As the laws protecting children and vulnerable adults from abuse have been applied  in all institutions in Scotland, there has been a greater measure of scrutiny of those who hold executive power within them. Ministers of my church, for example, have to undergo the same police checks as the lay leaders of children’s clubs. And rightly so. A church member discovering abuse reports immediately to the safeguarding representative who reports directly to the police. There are serious doubts as to whether this basic limit on ecclesiastical power has been accepted in the Roman Church, whose hierarchy does not want its fundamental structure to be questioned. The Pope’s horror at abuse does him credit, but it does nothing at all to stop what is fundamentally an abuse of the same power that makes him what he is.

If we are looking for a way forward for the church, we could usefully reclaim the Jesus who especially welcomed children, spoke gravely about crimes against them, and used them as a model for the powerlessness on which his community should be built. When he knew his disciples were bickering about power he took a child, telling them that they had to change and become like little children, emphasising that those who did so were the greatest in God’s kingdom. He promised that whoever welcomed a child welcomed him. He threatened that anyone who harmed one of his little ones would be better drowned in the sea. This last saying opened the category of “little ones” to include any powerless person who believed in him.

The implications of this teaching for the leadership of Jesus’ community are evident when he used another category of powerlessness to instruct his disciples, that of the slave. The force of his language is often lost because the Greek word for slave is often translated as “servant” which makes it all English upper class domestic.

”You know that those who rule the gentile peoples dominate them, and their great men wield power over them. But it shall not be so amongst you…..whoever wishes to be first among you will be the slave of all.”

If we look honestly at the structure of the Roman Church, is it more like the teaching of Jesus or the practice of the “gentile peoples”? I don’t think there can be much doubt about the answer. In spite of every person in the clergy saying that they are there to serve, there is no doubt that they can wield power if they choose to do so, and that the experience of that power opens them to corruption. I should add that although the structure of the Presbyterian church was devised to prevent that kind of power, by giving authority to elected elders, there is plenty evidence of both ministers and elders wielding arrogant power over the members of a congregation.

The leaders of Christian churches should share the powerlessness of Jesus. The apathy of church members often cited by clergy as a reason for the weakness of the church, is a powerlessness imposed by clergy who have taken all the power to themselves. Yes, there is a question about how there can be leadership without power over others, but there is an answer to that in the charismatic model proposed by St. Paul: God’s spirit provides people with the gifts needed to carry out particular functions in the “body of Messiah”, and such leaders have to persuade their fellow members to follow their lead, as Paul does all the time in his letters; he has to argue for the way of Jesus Messiah; authority is a matter of function rather than status.

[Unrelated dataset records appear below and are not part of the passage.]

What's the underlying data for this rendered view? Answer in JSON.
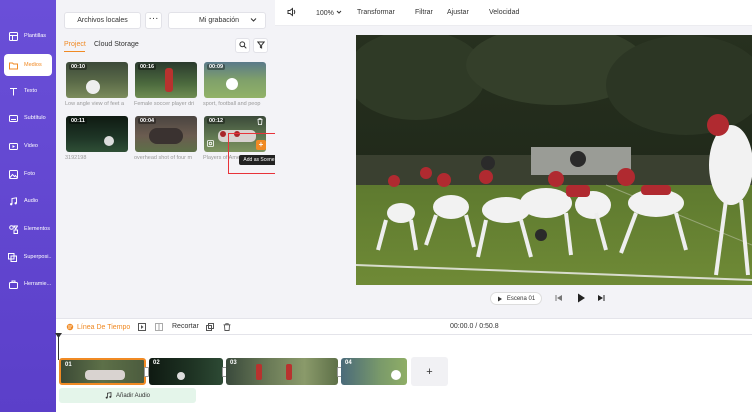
{
  "sidebar": {
    "items": [
      {
        "label": "Plantillas",
        "icon": "template-icon"
      },
      {
        "label": "Medios",
        "icon": "folder-icon",
        "active": true
      },
      {
        "label": "Texto",
        "icon": "text-icon"
      },
      {
        "label": "Subtítulo",
        "icon": "subtitle-icon"
      },
      {
        "label": "Video",
        "icon": "video-icon"
      },
      {
        "label": "Foto",
        "icon": "photo-icon"
      },
      {
        "label": "Audio",
        "icon": "music-icon"
      },
      {
        "label": "Elementos",
        "icon": "elements-icon"
      },
      {
        "label": "Superposi...",
        "icon": "overlay-icon"
      },
      {
        "label": "Herramie...",
        "icon": "toolbox-icon"
      }
    ]
  },
  "media": {
    "local_files": "Archivos locales",
    "more": "···",
    "recording": "Mi grabación",
    "tabs": [
      "Project",
      "Cloud Storage"
    ],
    "items": [
      {
        "duration": "00:10",
        "caption": "Low angle view of feet a"
      },
      {
        "duration": "00:16",
        "caption": "Female soccer player dri"
      },
      {
        "duration": "00:09",
        "caption": "sport, football and peop"
      },
      {
        "duration": "00:11",
        "caption": "3192198"
      },
      {
        "duration": "00:04",
        "caption": "overhead shot of four m"
      },
      {
        "duration": "00:12",
        "caption": "Players of American foot"
      }
    ],
    "tooltip": "Add as Scene",
    "add_symbol": "+"
  },
  "toolbar": {
    "zoom": "100%",
    "transform": "Transformar",
    "filter": "Filtrar",
    "adjust": "Ajustar",
    "speed": "Velocidad"
  },
  "preview": {
    "scene_label": "Escena 01"
  },
  "timeline": {
    "tab": "Línea De Tiempo",
    "trim": "Recortar",
    "time": "00:00.0 / 0:50.8",
    "clips": [
      "01",
      "02",
      "03",
      "04"
    ],
    "add_clip": "+",
    "add_audio": "Añadir Audio"
  },
  "colors": {
    "accent": "#f08a24",
    "sidebar": "#6a4fd8",
    "highlight": "#e8333a"
  }
}
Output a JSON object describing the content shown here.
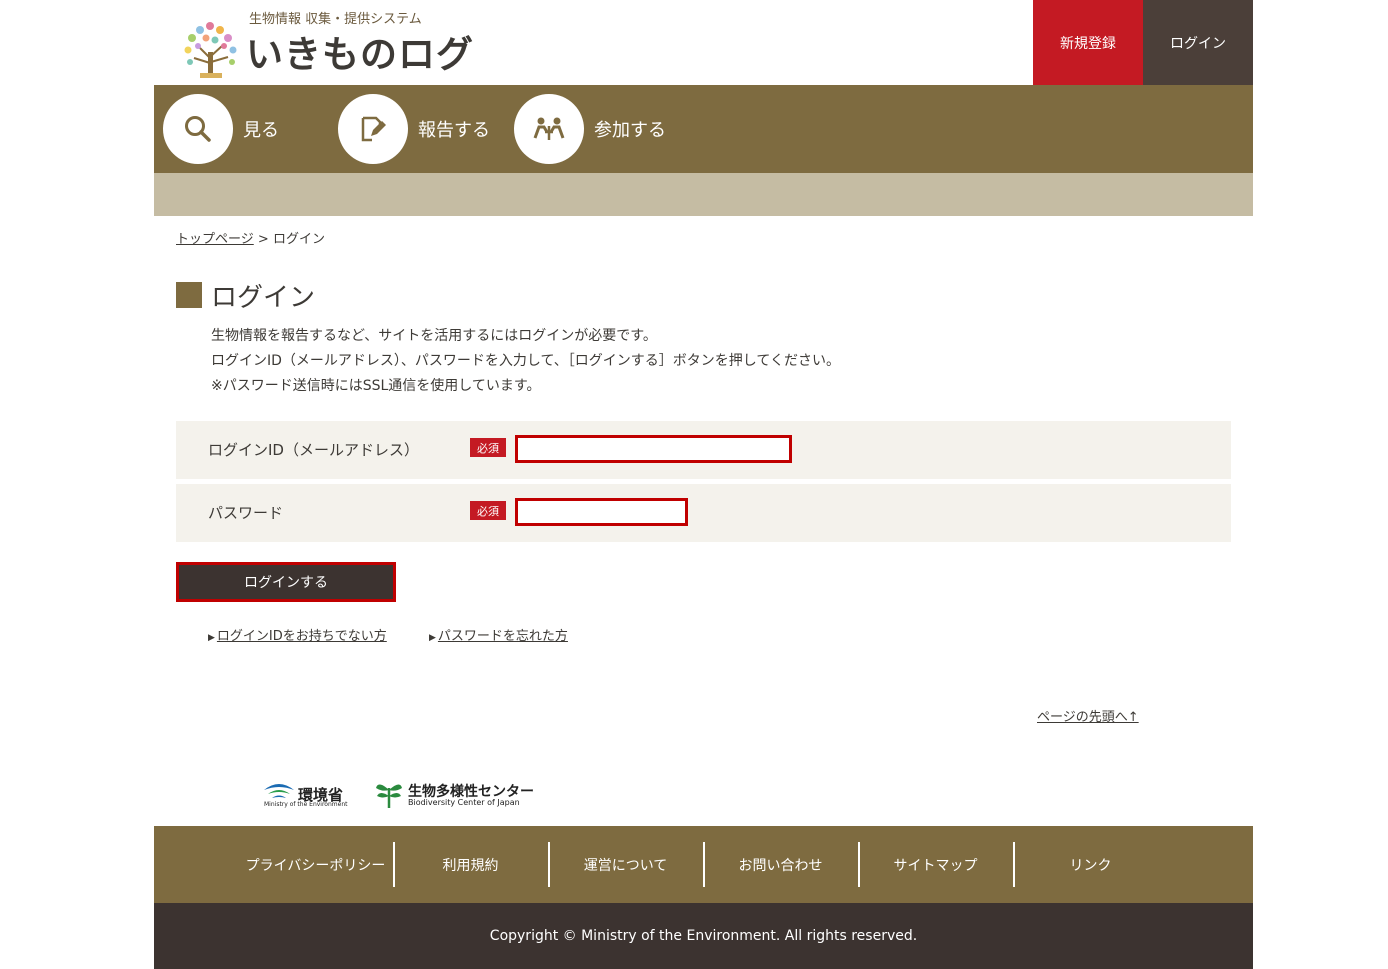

Of course the church is an institution, as the theologian Dietrich Bonhoeffer knew. It exists in worldly space and time alongside other institutions. Its distinctiveness must be its absolute commitment to those who have no status in the eyes of the world, the child, the foreigner, the oppressed, and to the God who chooses to suffer with the little ones so that they may share his/her justice. In that church there can be no popery nor ministerial power, but only the community which “calls no man Father, for One is your Father, namely God.” The safety of children demands the reformation of the churches according to the teaching and example of Jesus.